第1660話 テアメエル到着、妖狐の案内(1)
「・・・・・・見えてきたな。あの島がテアメエルか」
空飛ぶ馬車でシザジベルを飛び立ってから数時間後。闇色の船――さながらどこかの黒い真珠のような船――に乗っていた影人は、視界内に浮かぶ大きな島を見つめながらそう呟いた。ちなみに、この船を創造したのは影人なので、今の影人はスプリガンの姿だった。
「しかし、意外だったぜ。嬢ちゃんがテアメエルの島には船で行きたいって言った時は。ちょっと船旅でもしたくなったのか?」
影人は甲板にいたシェルディアにそう言葉をかけた。影人の言葉にシェルディアは軽く頷いた。
「まあそうね。でも、それ以外の理由の方が大きいわ。キトナに船というものを経験させてあげたかったという理由が1番大きく、後は・・・・・・礼儀のようなものかしら」
シェルディアが甲板から海を見ていたキトナをチラリと見つめる。キトナは船に乗ったのは初めてらしく、「わあ、素敵です!」とはしゃいでいた。
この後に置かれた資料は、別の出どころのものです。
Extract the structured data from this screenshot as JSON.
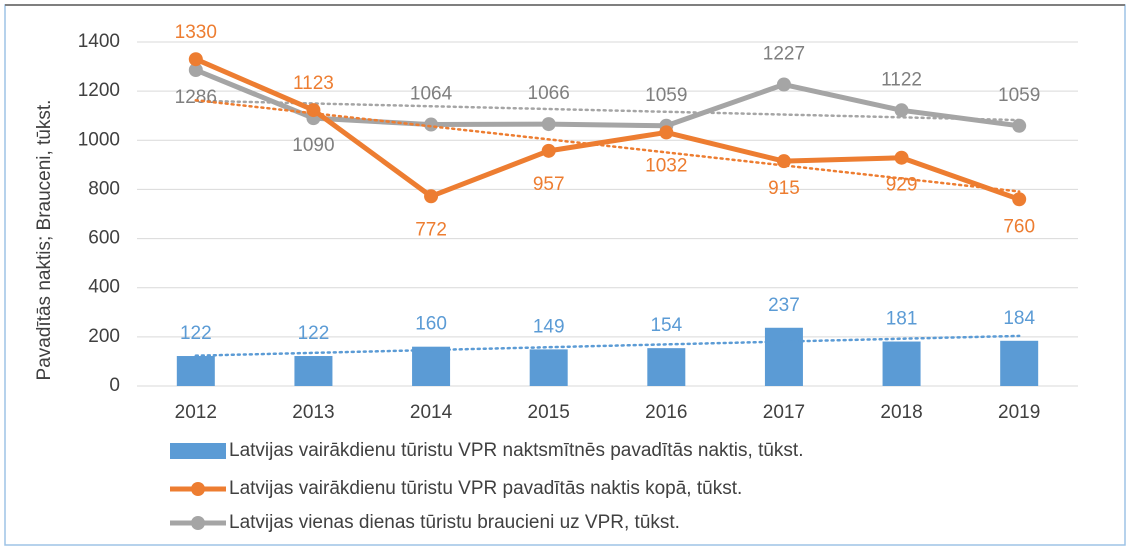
{
  "chart_data": {
    "type": "bar-line",
    "y_axis_label": "Pavadītās naktis; Brauceni, tūkst.",
    "categories": [
      "2012",
      "2013",
      "2014",
      "2015",
      "2016",
      "2017",
      "2018",
      "2019"
    ],
    "series": [
      {
        "name": "Latvijas vairākdienu tūristu VPR naktsmītnēs pavadītās naktis, tūkst.",
        "type": "bar",
        "color": "#5b9bd5",
        "values": [
          122,
          122,
          160,
          149,
          154,
          237,
          181,
          184
        ]
      },
      {
        "name": "Latvijas vairākdienu tūristu VPR pavadītās naktis kopā, tūkst.",
        "type": "line",
        "color": "#ed7d31",
        "values": [
          1330,
          1123,
          772,
          957,
          1032,
          915,
          929,
          760
        ]
      },
      {
        "name": "Latvijas vienas dienas tūristu braucieni uz VPR, tūkst.",
        "type": "line",
        "color": "#a5a5a5",
        "values": [
          1286,
          1090,
          1064,
          1066,
          1059,
          1227,
          1122,
          1059
        ]
      }
    ],
    "ylim": [
      0,
      1400
    ],
    "yticks": [
      0,
      200,
      400,
      600,
      800,
      1000,
      1200,
      1400
    ],
    "grid": true,
    "trendline": true,
    "legend": "bottom"
  }
}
「キトナさん云々の理由は分かるが・・・・・・礼儀っていうのはどういう意味なんだ?」
「・・・・・・正直、あまり深い意味はないの。私の勝手な心掛けに過ぎないわ。昔、魔妖族に私たち真祖と同等の実力を持つ者がいたの。一応、彼女は不死の存在だったから、まだ生きているかもしれないと思って。彼女は魔妖族だから、生きていれば島にいる可能性は高いでしょ? だから、空から勝手に島に入れば文句が言われるかもって思ったのよ。自分を見下ろすなって。彼女、自尊心が高いから」
影人の質問にシェルディアはどこかぼんやりとした笑みを浮かべた。
「嬢ちゃんとタメを張る怪物がまだいたのかよ。恐ろしいな・・・・・・理由は分かったが、その魔妖族の人が島にいたとして、俺たちの侵入経路なんて分かるのか? 普通、分かるとは思えないんだが・・・・・・」
「彼女、眼が良いのよ。だから、それくらいは造作もなく分かるわ」
「・・・・・・そうか」
シェルディアがそう言うのならばそうなのだろう。影人はただ一言理解を示す言葉を呟くと、再び金の瞳をテアメエルに向けた。
目の前に見えるのは魔なるモノたちが住む島。その中にはもしかすれば、極大の力を持つ魔が潜んでいるかもしれない。出来る事ならばそんな者とは出会いたくないなと、影人は心の中で思った。
「さて、じゃあまずは賑わってる所を目指すか」
テアメエルに上陸した影人は旅の仲間たちに向かってそう言葉をかけた。ちなみに、今の影人は通常の前髪野郎モードだ。船は影人が変身を解除すれば消えてしまうので港は利用できない。そのため、影人たちは港とは逆の場所に上陸していた。まあつまりは、今回も密入国のようなものであった。
「そうね。寝床も探さなければならないし。キトナ、テアメエルで1番賑わっている場所は分かる?」
「うーん、そうですね・・・・・・テアメエルで1番賑わっている町はヒギツネと聞いた事があります。ここからどう行くかまでは分かりませんが・・・・・・」
シェルディアの問いかけにキトナは軽く首を傾げながらもそう答えた。
「そう、分かったわ。まあ、適当に歩いていれば誰かに会うでしょうから、ヒギツネの場所はその誰かにでも――」
聞けばいい。シェルディアがそう言葉を紡ごうとすると、
「――いいえ。その必要には及びません」
突然、どこからか女の声が響いた。